但就我而言,我使用 DOM 创建和下载 XML 文档,因此我有机会获取
outerHTML
字符串并独立于 DOM API 操作它下载它。我获取
outerHTML
并运行下面的函数来转换 非 ASCII 字符与其实体等效项 (C# 中的类似方法)。 通过用实体引用替换非 ASCII,我的文档可以编码为 ASCII 并毫无问题地读取。The OP has entities / entity references, and wants them to appear in the DOM in a text node.
That's why the accepted answer and many other answers are great; those answers convert entities to their unicode equivalents using Javascript unicode escape sequences.
But I had a different need, I had unicode characters and I want to put them into the text node as entity references. I want entity references specifically so that the XML string representing my document could be encoded in ASCII (i.e.
encoding="ascii"
). Otherwise, as @Bjorn said, the Unicode characters would be "decoded as junk"This is what I want, note the ASCII encoding:
The ASCII encoded XML/HTML above looks good in a browser:
So I can't use the other answers because they insert unicode characters (but I want ASCII).
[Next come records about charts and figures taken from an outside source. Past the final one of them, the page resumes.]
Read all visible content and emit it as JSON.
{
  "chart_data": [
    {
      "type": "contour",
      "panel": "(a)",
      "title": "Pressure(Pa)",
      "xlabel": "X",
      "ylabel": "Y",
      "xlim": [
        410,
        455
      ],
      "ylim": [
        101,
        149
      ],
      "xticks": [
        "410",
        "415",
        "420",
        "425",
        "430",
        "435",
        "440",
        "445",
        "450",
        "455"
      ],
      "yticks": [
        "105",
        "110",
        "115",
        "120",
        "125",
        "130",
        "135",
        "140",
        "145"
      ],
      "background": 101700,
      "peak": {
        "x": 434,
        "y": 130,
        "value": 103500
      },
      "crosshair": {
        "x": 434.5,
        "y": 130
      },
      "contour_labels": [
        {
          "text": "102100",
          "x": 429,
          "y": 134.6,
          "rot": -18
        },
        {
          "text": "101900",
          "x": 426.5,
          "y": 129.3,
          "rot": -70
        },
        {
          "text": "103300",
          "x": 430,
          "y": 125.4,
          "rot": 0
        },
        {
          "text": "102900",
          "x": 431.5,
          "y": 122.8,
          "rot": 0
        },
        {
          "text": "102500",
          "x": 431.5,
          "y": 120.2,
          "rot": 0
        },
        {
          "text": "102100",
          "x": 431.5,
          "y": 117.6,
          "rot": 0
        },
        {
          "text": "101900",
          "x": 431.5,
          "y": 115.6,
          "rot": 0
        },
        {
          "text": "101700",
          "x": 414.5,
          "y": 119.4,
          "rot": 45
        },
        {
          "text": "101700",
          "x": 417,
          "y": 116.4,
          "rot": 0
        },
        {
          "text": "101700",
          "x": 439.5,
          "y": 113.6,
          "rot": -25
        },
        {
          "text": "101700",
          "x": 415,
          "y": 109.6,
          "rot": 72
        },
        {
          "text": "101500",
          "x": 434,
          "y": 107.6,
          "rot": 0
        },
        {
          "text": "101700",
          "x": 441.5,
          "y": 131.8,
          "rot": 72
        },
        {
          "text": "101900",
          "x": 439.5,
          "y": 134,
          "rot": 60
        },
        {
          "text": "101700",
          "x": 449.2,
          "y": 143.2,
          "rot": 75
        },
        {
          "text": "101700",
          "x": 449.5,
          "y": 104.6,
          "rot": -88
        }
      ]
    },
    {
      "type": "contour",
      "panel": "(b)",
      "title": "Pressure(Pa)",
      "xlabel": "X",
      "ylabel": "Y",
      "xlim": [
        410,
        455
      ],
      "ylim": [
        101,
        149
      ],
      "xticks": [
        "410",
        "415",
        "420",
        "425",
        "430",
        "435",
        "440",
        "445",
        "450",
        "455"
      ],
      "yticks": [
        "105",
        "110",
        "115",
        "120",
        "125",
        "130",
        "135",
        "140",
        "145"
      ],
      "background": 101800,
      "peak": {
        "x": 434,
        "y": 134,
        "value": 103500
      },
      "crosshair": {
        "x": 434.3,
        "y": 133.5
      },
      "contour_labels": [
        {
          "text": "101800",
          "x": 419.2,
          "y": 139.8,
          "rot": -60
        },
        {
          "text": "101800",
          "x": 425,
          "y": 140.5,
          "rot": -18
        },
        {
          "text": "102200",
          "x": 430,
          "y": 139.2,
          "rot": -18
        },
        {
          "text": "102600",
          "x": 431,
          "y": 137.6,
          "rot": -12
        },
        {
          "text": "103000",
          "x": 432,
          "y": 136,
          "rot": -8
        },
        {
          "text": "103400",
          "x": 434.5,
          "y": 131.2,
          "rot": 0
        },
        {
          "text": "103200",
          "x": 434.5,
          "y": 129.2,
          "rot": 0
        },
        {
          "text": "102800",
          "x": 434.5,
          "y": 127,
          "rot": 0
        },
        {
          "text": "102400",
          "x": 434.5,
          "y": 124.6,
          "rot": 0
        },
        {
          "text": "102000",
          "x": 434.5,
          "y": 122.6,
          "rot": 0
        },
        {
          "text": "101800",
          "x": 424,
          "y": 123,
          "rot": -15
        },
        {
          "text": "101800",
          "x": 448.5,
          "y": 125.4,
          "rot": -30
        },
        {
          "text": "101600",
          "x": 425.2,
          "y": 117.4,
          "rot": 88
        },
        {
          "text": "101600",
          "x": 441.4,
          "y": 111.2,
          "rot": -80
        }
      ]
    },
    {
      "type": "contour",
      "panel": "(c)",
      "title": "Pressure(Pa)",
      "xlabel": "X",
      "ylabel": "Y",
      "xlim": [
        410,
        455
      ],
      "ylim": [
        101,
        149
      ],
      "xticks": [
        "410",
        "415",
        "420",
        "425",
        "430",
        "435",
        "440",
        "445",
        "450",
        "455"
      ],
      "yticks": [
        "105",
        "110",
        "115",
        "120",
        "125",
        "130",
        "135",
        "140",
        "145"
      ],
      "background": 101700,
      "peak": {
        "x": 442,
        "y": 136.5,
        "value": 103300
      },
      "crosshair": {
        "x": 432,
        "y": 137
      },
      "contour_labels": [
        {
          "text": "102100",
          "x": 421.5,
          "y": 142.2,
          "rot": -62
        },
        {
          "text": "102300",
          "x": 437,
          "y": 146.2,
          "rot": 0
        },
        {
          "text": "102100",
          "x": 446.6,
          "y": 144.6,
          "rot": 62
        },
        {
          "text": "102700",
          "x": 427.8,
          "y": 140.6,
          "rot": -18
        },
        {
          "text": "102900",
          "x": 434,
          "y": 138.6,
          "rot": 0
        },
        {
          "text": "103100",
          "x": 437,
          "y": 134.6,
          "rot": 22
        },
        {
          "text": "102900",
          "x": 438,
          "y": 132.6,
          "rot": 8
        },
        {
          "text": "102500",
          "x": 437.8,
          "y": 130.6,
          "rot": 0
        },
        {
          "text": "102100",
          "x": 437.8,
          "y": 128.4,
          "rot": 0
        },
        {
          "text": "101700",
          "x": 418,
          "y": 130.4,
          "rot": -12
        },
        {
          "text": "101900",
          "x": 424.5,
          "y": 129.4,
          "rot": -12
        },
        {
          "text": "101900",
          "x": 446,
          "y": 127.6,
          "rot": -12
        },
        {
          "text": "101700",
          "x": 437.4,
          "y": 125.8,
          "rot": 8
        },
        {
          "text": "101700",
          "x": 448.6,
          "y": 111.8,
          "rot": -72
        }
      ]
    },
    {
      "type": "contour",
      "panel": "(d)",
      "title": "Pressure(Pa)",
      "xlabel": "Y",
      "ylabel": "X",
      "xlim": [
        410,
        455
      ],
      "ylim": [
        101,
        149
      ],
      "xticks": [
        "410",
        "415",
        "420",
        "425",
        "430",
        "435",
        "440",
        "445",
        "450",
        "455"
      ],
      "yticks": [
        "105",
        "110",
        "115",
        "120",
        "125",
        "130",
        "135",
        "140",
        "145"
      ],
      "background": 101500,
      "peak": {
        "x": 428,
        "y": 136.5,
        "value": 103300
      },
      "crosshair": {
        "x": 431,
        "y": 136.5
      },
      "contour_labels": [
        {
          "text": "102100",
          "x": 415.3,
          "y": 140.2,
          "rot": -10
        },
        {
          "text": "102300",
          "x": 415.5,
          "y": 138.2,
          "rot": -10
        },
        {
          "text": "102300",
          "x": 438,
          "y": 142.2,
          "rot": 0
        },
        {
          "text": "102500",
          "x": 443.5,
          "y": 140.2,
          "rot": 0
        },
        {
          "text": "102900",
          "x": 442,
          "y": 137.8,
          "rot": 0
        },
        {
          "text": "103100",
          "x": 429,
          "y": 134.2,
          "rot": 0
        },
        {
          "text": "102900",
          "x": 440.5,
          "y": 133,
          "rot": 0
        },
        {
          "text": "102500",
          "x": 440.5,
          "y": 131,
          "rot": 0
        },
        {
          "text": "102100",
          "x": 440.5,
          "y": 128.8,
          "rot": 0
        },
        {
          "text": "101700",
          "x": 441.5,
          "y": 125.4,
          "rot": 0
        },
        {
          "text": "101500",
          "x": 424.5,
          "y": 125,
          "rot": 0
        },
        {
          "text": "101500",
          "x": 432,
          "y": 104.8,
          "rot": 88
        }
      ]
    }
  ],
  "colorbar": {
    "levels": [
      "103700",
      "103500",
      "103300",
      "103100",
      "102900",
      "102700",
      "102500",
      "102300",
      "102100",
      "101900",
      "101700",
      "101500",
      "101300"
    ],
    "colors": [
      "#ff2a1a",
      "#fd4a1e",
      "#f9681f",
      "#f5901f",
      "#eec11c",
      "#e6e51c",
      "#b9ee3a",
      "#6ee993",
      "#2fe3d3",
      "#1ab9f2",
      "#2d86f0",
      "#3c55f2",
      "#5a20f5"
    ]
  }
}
And I can't use the DOM text node API to insert unescaped entity references. As the OP points out: if you use DOM text node API to set the node's
textContent
ornodeValue
DOM will always escape any entities you try to inject...&
becomes&
“
becomes“
As a deleted answer suggested, you could try to manipulate HTML directly using
innerHTML
orouterHTML
, but theText
API does not have those properties.Even if you are working on a non-Text node (like a
<span>
), the DOM APIin my browser won't leave the entities intact, the entities are "parsed"/dereferenced to their utf-8 strings like
“
becomes“
But I want my document to be ASCII encoded, I can't use the UTF-8 characters as set by the DOM;
“
and”
will be "decoded as junk" as shown below:Yes I could simply use utf-8 encoding and therefore I don't need entity references (example shown below), but I prefer to respect the original encoding (which happened to be ASCII).
So if you are only using DOM, there's no good way to put unescaped entity references into the text nodes, they are either escaped or dereferenced to utf-8 behavior. I think this is as-designed/expected behavior, and I appreciate that... If you're only manipulating the DOM to change what renders in your browser, this might be no problem.
But in my case I was using the DOM to create and download an XML document, so I had an opportunity to get the
outerHTML
string and manipulate it independently of the DOM API before downloading it.I get the
outerHTML
and run the function below to convert non-ASCII characters to their entity equivalents (similar approach in C#). By replacing the non-ASCII with entity references, my document could be encoded as ASCII and read without problems.